Viel ungenutztes Potential bei Working Capital

 

Working Capital Management ist nicht neu. Potenzial und Notwendigkeit sind weithin bekannt. Umso erstaunlicher ist es, dass es nur wenigen Unternehmen gelingt, ihr Working Capital erfolgreich und dauerhaft zu senken. Eine Ursache ist sicherlich die große Zahl an möglichen internen Zielkonflikten. Zu den wichtigsten Bereichen mit  Zielkonflikten zählen

  • Forderungen: Hier bevorzugt der Vertrieb üblicherweise lange Zahlungsfristen.

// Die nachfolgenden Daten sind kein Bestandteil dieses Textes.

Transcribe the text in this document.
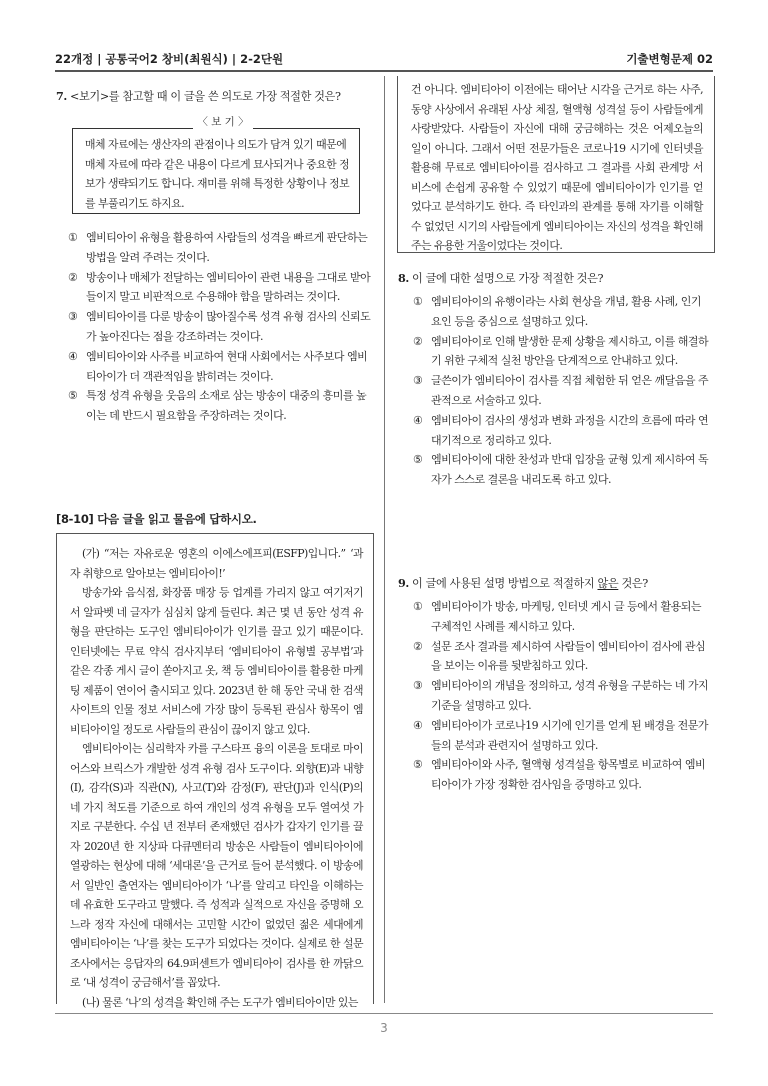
22개정 | 공통국어2 창비(최원식) | 2-2단원	기출변형문제 02
7. <보기>를 참고할 때 이 글을 쓴 의도로 가장 적절한 것은?
매체 자료에는 생산자의 관점이나 의도가 담겨 있기 때문에 매체 자료에 따라 같은 내용이 다르게 묘사되거나 중요한 정보가 생략되기도 합니다. 재미를 위해 특정한 상황이나 정보를 부풀리기도 하지요.
〈 보 기 〉
① 엠비티아이 유형을 활용하여 사람들의 성격을 빠르게 판단하는 방법을 알려 주려는 것이다.
② 방송이나 매체가 전달하는 엠비티아이 관련 내용을 그대로 받아들이지 말고 비판적으로 수용해야 함을 말하려는 것이다.
③ 엠비티아이를 다룬 방송이 많아질수록 성격 유형 검사의 신뢰도가 높아진다는 점을 강조하려는 것이다.
④ 엠비티아이와 사주를 비교하여 현대 사회에서는 사주보다 엠비티아이가 더 객관적임을 밝히려는 것이다.
⑤ 특정 성격 유형을 웃음의 소재로 삼는 방송이 대중의 흥미를 높이는 데 반드시 필요함을 주장하려는 것이다.
[8-10] 다음 글을 읽고 물음에 답하시오.

(가) “저는 자유로운 영혼의 이에스에프피(ESFP)입니다.” ‘과자 취향으로 알아보는 엠비티아이!’

방송가와 음식점, 화장품 매장 등 업계를 가리지 않고 여기저기서 알파벳 네 글자가 심심치 않게 들린다. 최근 몇 년 동안 성격 유형을 판단하는 도구인 엠비티아이가 인기를 끌고 있기 때문이다. 인터넷에는 무료 약식 검사지부터 ‘엠비티아이 유형별 공부법’과 같은 각종 게시 글이 쏟아지고 옷, 책 등 엠비티아이를 활용한 마케팅 제품이 연이어 출시되고 있다. 2023년 한 해 동안 국내 한 검색 사이트의 인물 정보 서비스에 가장 많이 등록된 관심사 항목이 엠비티아이일 정도로 사람들의 관심이 끊이지 않고 있다.

엠비티아이는 심리학자 카를 구스타프 융의 이론을 토대로 마이어스와 브릭스가 개발한 성격 유형 검사 도구이다. 외향(E)과 내향(I), 감각(S)과 직관(N), 사고(T)와 감정(F), 판단(J)과 인식(P)의 네 가지 척도를 기준으로 하여 개인의 성격 유형을 모두 열여섯 가지로 구분한다. 수십 년 전부터 존재했던 검사가 갑자기 인기를 끌자 2020년 한 지상파 다큐멘터리 방송은 사람들이 엠비티아이에 열광하는 현상에 대해 ‘세대론’을 근거로 들어 분석했다. 이 방송에서 일반인 출연자는 엠비티아이가 ‘나’를 알리고 타인을 이해하는 데 유효한 도구라고 말했다. 즉 성적과 실적으로 자신을 증명해 오느라 정작 자신에 대해서는 고민할 시간이 없었던 젊은 세대에게 엠비티아이는 ‘나’를 찾는 도구가 되었다는 것이다. 실제로 한 설문 조사에서는 응답자의 64.9퍼센트가 엠비티아이 검사를 한 까닭으로 ‘내 성격이 궁금해서’를 꼽았다.

(나) 물론 ‘나’의 성격을 확인해 주는 도구가 엠비티아이만 있는

건 아니다. 엠비티아이 이전에는 태어난 시각을 근거로 하는 사주, 동양 사상에서 유래된 사상 체질, 혈액형 성격설 등이 사람들에게 사랑받았다. 사람들이 자신에 대해 궁금해하는 것은 어제오늘의 일이 아니다. 그래서 어떤 전문가들은 코로나19 시기에 인터넷을 활용해 무료로 엠비티아이를 검사하고 그 결과를 사회 관계망 서비스에 손쉽게 공유할 수 있었기 때문에 엠비티아이가 인기를 얻었다고 분석하기도 한다. 즉 타인과의 관계를 통해 자기를 이해할 수 없었던 시기의 사람들에게 엠비티아이는 자신의 성격을 확인해 주는 유용한 거울이었다는 것이다.
8. 이 글에 대한 설명으로 가장 적절한 것은?
① 엠비티아이의 유행이라는 사회 현상을 개념, 활용 사례, 인기 요인 등을 중심으로 설명하고 있다.
② 엠비티아이로 인해 발생한 문제 상황을 제시하고, 이를 해결하기 위한 구체적 실천 방안을 단계적으로 안내하고 있다.
③ 글쓴이가 엠비티아이 검사를 직접 체험한 뒤 얻은 깨달음을 주관적으로 서술하고 있다.
④ 엠비티아이 검사의 생성과 변화 과정을 시간의 흐름에 따라 연대기적으로 정리하고 있다.
⑤ 엠비티아이에 대한 찬성과 반대 입장을 균형 있게 제시하여 독자가 스스로 결론을 내리도록 하고 있다.
9. 이 글에 사용된 설명 방법으로 적절하지 않은 것은?
① 엠비티아이가 방송, 마케팅, 인터넷 게시 글 등에서 활용되는 구체적인 사례를 제시하고 있다.
② 설문 조사 결과를 제시하여 사람들이 엠비티아이 검사에 관심을 보이는 이유를 뒷받침하고 있다.
③ 엠비티아이의 개념을 정의하고, 성격 유형을 구분하는 네 가지 기준을 설명하고 있다.
④ 엠비티아이가 코로나19 시기에 인기를 얻게 된 배경을 전문가들의 분석과 관련지어 설명하고 있다.
⑤ 엠비티아이와 사주, 혈액형 성격설을 항목별로 비교하여 엠비티아이가 가장 정확한 검사임을 증명하고 있다.
3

Dies erhöht jedoch das WC.
  • Vorräte: Einkauf, Produktion und Vertriebe bevorzugen üblicherweise große Bestände, um Mengenrabatte beim Einkauf, eine zuverlässige Produktion und eine hohe Lieferfähigkeit zu sichern.
  • Verbindlichkeiten: Hier bevorzugt der Einkauf üblicherweise kurze Zahlungsfristen, um Probleme und Beschwerden mit Lieferanten zu vermeiden.

 

Working Capital Management ist eine Querschnittsmaterie. Um erfolgreich zu sein, gilt es Prozesse abteilungs- und unternehmensübergreifend zu gestalten, klare Verantwortungen zu schaffen, vielfältige Zielkonflikte aufzulösen, insbesondere Unternehmens- vor Abteilungsziele und Liquiditätsziele neben Ertragsziele zu stellen.